5.  Number needed to treat: this is the number of sensors we would have to install to prevent one accident. This is one of my favorite numbers because if the number is really high, then maybe it isn’t worth giving a medicine or treatment to all those patients. In our situation, we find that the number of sensors that have to be installed to prevent one accident among 1000 drivers is 1/(absolute risk reduction) = 25. Might be worth it? Only if you are one of the ones that was going to have an accident, and we don’t know that ahead of time do we? Such is statistics. Nobody can predict the future for an individual, but we can get an idea of what will happen to the herd.

All medical papers have similar formats and within a specific journal will tend to have a specific style, so few clues to the worth of the paper are had there. So we have to ask ourselves some basic questions at the start. Some good in-depth information on this is located in the book “How To Read A Paper” by Trisha Greenhalgh. She reminds us to look at the work of Sackett’s “Users guides to the medical literature” published in the Journal of the American Medical Association which were written in about 25 parts from 1993 to 2000. I’m leaning on Greenhalgh’s work here….

1. Why was the study done and what hypothesis were the authors testing? This is usually stated in the first paragraph or the abstract of the paper. 

2. What type of study was done? It is good to know if this paper was the research of the author, a review of other literature, a clinical trial with controls, etc.

3. Was a large enough group of people involved? A paper saying a medicine works but only trialed on 20 people might be suspect.

4. Was the study design appropriate to answer the question? A review cannot answer if a particular medicine works for a disease. A clinical trial cannot answer what all the treatment choices might be, etc.

5. Was there unreasonable bias in the paper? If the author owns the company of the device in the trial, you can wonder about the independence of the work. There are many other forms of bias.

A useful paper will have answers to these questions that all fit well.

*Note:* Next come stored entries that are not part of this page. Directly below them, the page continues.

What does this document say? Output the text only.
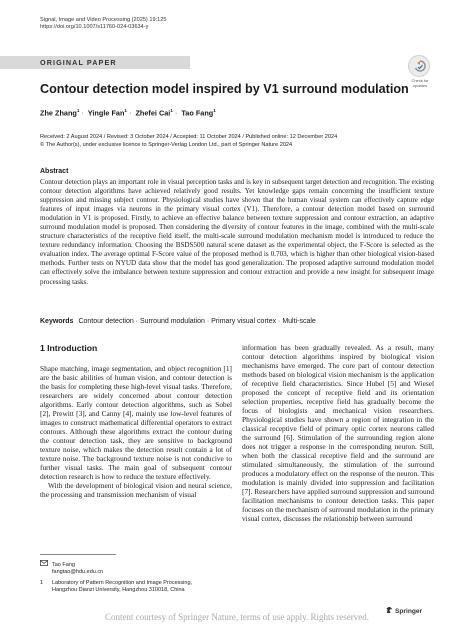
Signal, Image and Video Processing (2025) 19:125
https://doi.org/10.1007/s11760-024-03634-y
ORIGINAL PAPER
Check for
updates
Contour detection model inspired by V1 surround modulation
Zhe Zhang$^1$ · Yingle Fan$^1$ · Zhefei Cai$^1$ · Tao Fang$^1$
Received: 2 August 2024 / Revised: 3 October 2024 / Accepted: 11 October 2024 / Published online: 12 December 2024
© The Author(s), under exclusive licence to Springer-Verlag London Ltd., part of Springer Nature 2024
Abstract
Contour detection plays an important role in visual perception tasks and is key in subsequent target detection and recognition. The existing contour detection algorithms have achieved relatively good results. Yet knowledge gaps remain concerning the insufficient texture suppression and missing subject contour. Physiological studies have shown that the human visual system can effectively capture edge features of input images via neurons in the primary visual cortex (V1). Therefore, a contour detection model based on surround modulation in V1 is proposed. Firstly, to achieve an effective balance between texture suppression and contour extraction, an adaptive surround modulation model is proposed. Then considering the diversity of contour features in the image, combined with the multi-scale structure characteristics of the receptive field itself, the multi-scale surround modulation mechanism model is introduced to reduce the texture redundancy information. Choosing the BSDS500 natural scene dataset as the experimental object, the F-Score is selected as the evaluation index. The average optimal F-Score value of the proposed method is 0.703, which is higher than other biological vision-based methods. Further tests on NYUD data show that the model has good generalization. The proposed adaptive surround modulation model can effectively solve the imbalance between texture suppression and contour extraction and provide a new insight for subsequent image processing tasks.
Keywords Contour detection · Surround modulation · Primary visual cortex · Multi-scale
1 Introduction

Shape matching, image segmentation, and object recognition [1] are the basic abilities of human vision, and contour detection is the basis for completing these high-level visual tasks. Therefore, researchers are widely concerned about contour detection algorithms. Early contour detection algorithms, such as Sobel [2], Prewitt [3], and Canny [4], mainly use low-level features of images to construct mathematical differential operators to extract contours. Although these algorithms extract the contour during the contour detection task, they are sensitive to background texture noise, which makes the detection result contain a lot of texture noise. The background texture noise is not conducive to further visual tasks. The main goal of subsequent contour detection research is how to reduce the texture effectively.

With the development of biological vision and neural science, the processing and transmission mechanism of visual

information has been gradually revealed. As a result, many contour detection algorithms inspired by biological vision mechanisms have emerged. The core part of contour detection methods based on biological vision mechanism is the application of receptive field characteristics. Since Hubel [5] and Wiesel proposed the concept of receptive field and its orientation selection properties, receptive field has gradually become the focus of biologists and mechanical vision researchers. Physiological studies have shown a region of integration in the classical receptive field of primary optic cortex neurons called the surround [6]. Stimulation of the surrounding region alone does not trigger a response in the corresponding neuron. Still, when both the classical receptive field and the surround are stimulated simultaneously, the stimulation of the surround produces a modulatory effect on the response of the neuron. This modulation is mainly divided into suppression and facilitation [7]. Researchers have applied surround suppression and surround facilitation mechanisms to contour detection tasks. This paper focuses on the mechanism of surround modulation in the primary visual cortex, discusses the relationship between surround

Tao Fang
fangtao@hdu.edu.cn
1 Laboratory of Pattern Recognition and Image Processing,
Hangzhou Dianzi University, Hangzhou 310018, China
Springer
Content courtesy of Springer Nature, terms of use apply. Rights reserved.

There is a wide variety of information available via the Internet, and this is the best place for a patient to lookup questions. But because the variety is so wide, it is easy to get distracted or lost in the details. It is also possible to get one opinion and not know how it fits into the bigger picture, or why that opinion might or might not apply to a particular question. All journals published in recent years have been indexing their articles on Pubmed and this is a fantastic place to look up papers written by experts in the field. You will be able to see an abstract of the paper and the conclusions. Most of the details of the paper and what is good and bad about the research are buried in the actual paper you won’t be able to read. To read the actual paper you should contact your library and get help from them to receive it. It helps to be very specific when searching Pubmed because the articles will be very numerous otherwise. And it is up to you, dear reader, to figure out which ones are useful and which ones are not. If you want to learn more about the topic in general, add the word “review” to your search, and you will find articles that “review” the topic, and which are more likely to guide a good general understanding. 

After Pubmed, next best of the free searches is with Google. It is even harder there to figure out what is irrelevant, what is useless, and what is meant to make you buy something. Please read carefully there and bookmark things that look relevant. It is easier to search and bookmark and come back later to read it together than it is to just read as you go. 

Another excellent source of review literature is the Cochrane Library which seeks to gather information into the best practices and summaries of numerous problems. Excellent instructions on how to use this service are on their site.